England skipper Alastair Cook, who will become the most capped player in England cricket history today, agreed that they had an advantage as far as Test cricket was concerned.
"England as a cricketing nation plays more Test cricket than Bangladesh, which helps us, but we don't play a huge amount in these conditions," England's highest Test run-scorer said yesterday. "Home advantage and home conditions play a big part at the moment due to the length of tours [and] preparation periods. We have to learn fast -- three days of cricket [the two two-day warm-up matches against BCB XI, the first of which saw a first-day washout] isn't a huge amount of time for a lot of the guys to be in, and I haven't seen any of it. We have to think on our feet and be ready."
That is what Bangladesh will have to look to exploit over the next five days -- England's unfamiliarity with the conditions and the stifling port city heat. And that seems the arrangement if Mushfiqur's allusions to a different kind of plan that a side packed with spinners can exploit are to be believed.
While there has been much bemoaning the paucity of options in the pace department and the fact that four newcomers have entered the squad, there are two near-confirmed debutants who may provide cause for optimism.
The first is Mehedi Hasan Miraz, perhaps the best off-spinner in the country, picked specifically to neutralise England's army of left-handed batsmen. His exploits as captain in the Under-19 World Cup earlier this year, in which Bangladesh reached the semifinals, revealed a shrewd cricketing mind as well as a more than capable batsman.
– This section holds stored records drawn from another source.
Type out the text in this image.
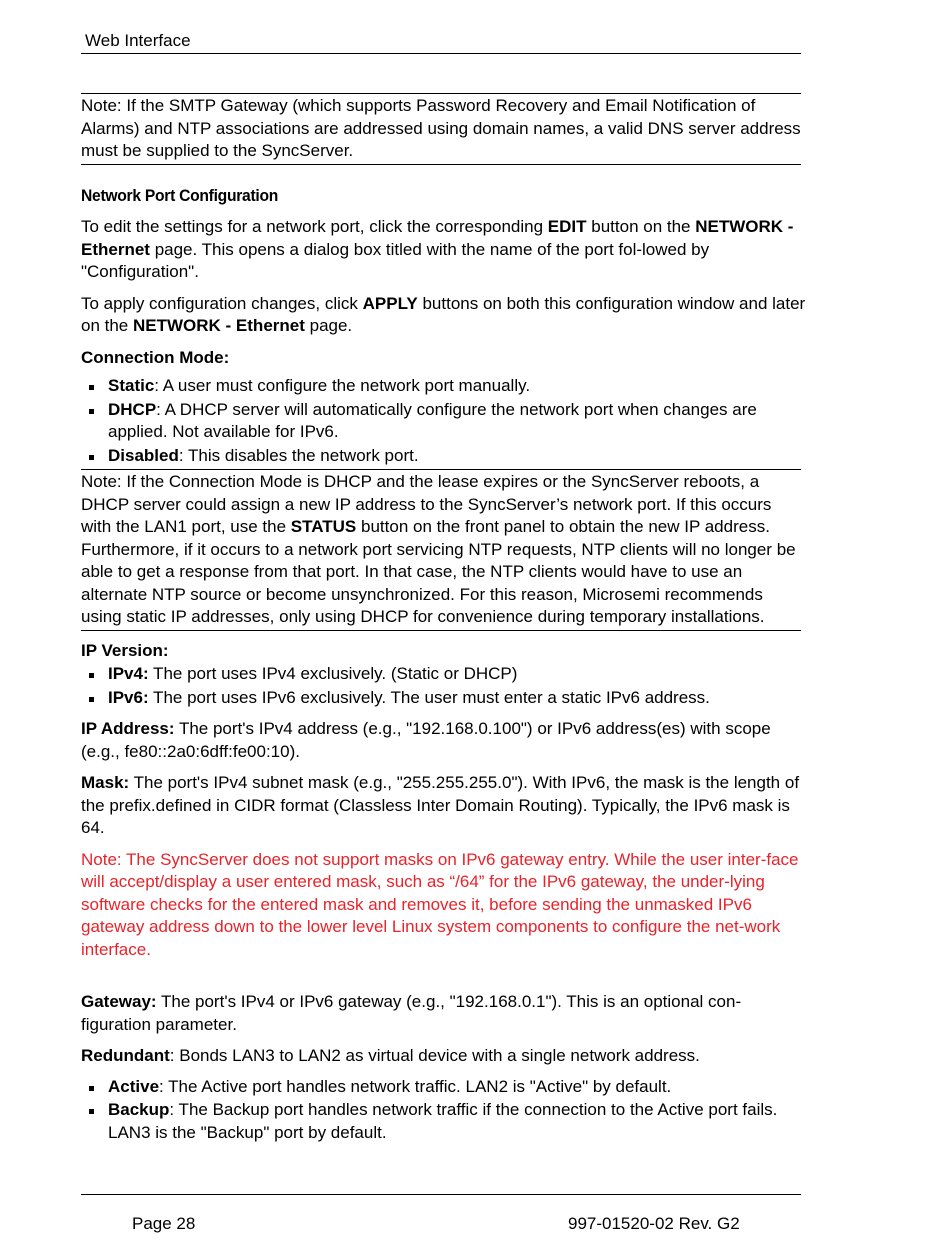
Web Interface
Note: If the SMTP Gateway (which supports Password Recovery and Email Notification of Alarms) and NTP associations are addressed using domain names, a valid DNS server address must be supplied to the SyncServer.
Network Port Configuration

To edit the settings for a network port, click the corresponding EDIT button on the NETWORK - Ethernet page. This opens a dialog box titled with the name of the port fol-lowed by "Configuration".

To apply configuration changes, click APPLY buttons on both this configuration window and later on the NETWORK - Ethernet page.

Connection Mode:
Static: A user must configure the network port manually.
DHCP: A DHCP server will automatically configure the network port when changes are applied. Not available for IPv6.
Disabled: This disables the network port.
Note: If the Connection Mode is DHCP and the lease expires or the SyncServer reboots, a DHCP server could assign a new IP address to the SyncServer’s network port. If this occurs with the LAN1 port, use the STATUS button on the front panel to obtain the new IP address. Furthermore, if it occurs to a network port servicing NTP requests, NTP clients will no longer be able to get a response from that port. In that case, the NTP clients would have to use an alternate NTP source or become unsynchronized. For this reason, Microsemi recommends using static IP addresses, only using DHCP for convenience during temporary installations.
IP Version:
IPv4: The port uses IPv4 exclusively. (Static or DHCP)
IPv6: The port uses IPv6 exclusively. The user must enter a static IPv6 address.

IP Address: The port's IPv4 address (e.g., "192.168.0.100") or IPv6 address(es) with scope (e.g., fe80::2a0:6dff:fe00:10).

Mask: The port's IPv4 subnet mask (e.g., "255.255.255.0"). With IPv6, the mask is the length of the prefix.defined in CIDR format (Classless Inter Domain Routing). Typically, the IPv6 mask is 64.

Note: The SyncServer does not support masks on IPv6 gateway entry. While the user inter-face will accept/display a user entered mask, such as “/64” for the IPv6 gateway, the under-lying software checks for the entered mask and removes it, before sending the unmasked IPv6 gateway address down to the lower level Linux system components to configure the net-work interface.

Gateway: The port's IPv4 or IPv6 gateway (e.g., "192.168.0.1"). This is an optional con-figuration parameter.

Redundant: Bonds LAN3 to LAN2 as virtual device with a single network address.

Active: The Active port handles network traffic. LAN2 is "Active" by default.
Backup: The Backup port handles network traffic if the connection to the Active port fails. LAN3 is the "Backup" port by default.
Page 28	997-01520-02 Rev. G2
If selected, his partnership with Shakib Al Hasan, the country's premier spinner will be one of the things for Bangladesh fans to look forward to.
The other probable debutant is young batsman and limited-overs star Sabbir Rahman. The coach had said that they will look to find a place for him in the eleven and if that is the case he can be trusted to bring some aggression to Bangladesh's batting as asking him to curb his style for the longer form will be a disservice to him and the team.
He can afford to play that way because, unlike the bowling department, Bangladesh's top six bears a very firm and assured look.
"There are five, six batsmen who play all three formats," Mushfiqur said yesterday. "Whether it is Imrul [Kayes], Shakib, Tamim [Iqbal], [Mahmudullah] Riyad bhai, Mominul -- they are all in good form. So if someone from the top four can play a big innings and we get more than 300 in the first innings it will be a big plus for us."
That number of 300 is an interesting one because either Mushfiqur has set his sights painfully low or he knows that the pitch will turn from day one. Even if it does, the batting line-up is the only real positive going into this match and fans will hope that -- with so much doom and gloom surrounding Bangladesh's inability to take 20 wickets -- Bangladesh can bat England out of the match. Judging by the squad where 11 of the 14 selected are capable with bat in hand, that seems to be the plan.
At any rate, with the heat on full blast in Chittagong, it seems a no-brainer to win the toss and bat today, especially if the pitch will turn as much as expected. That is where the selectors may gamble a bit and go with the left-field option of playing Soumya Sarkar as the second seamer along with Shafiul Islam, an idea that has gathered some steam as he has been a regular bowler in the nets the past two days. On the other hand, another newcomer in Kamrul Islam Rabbi may get the nod as he has been known as someone who can bowl well with the old ball.
Regardless, there may be little else for the pacers to do than take the shine off the ball for the spinners.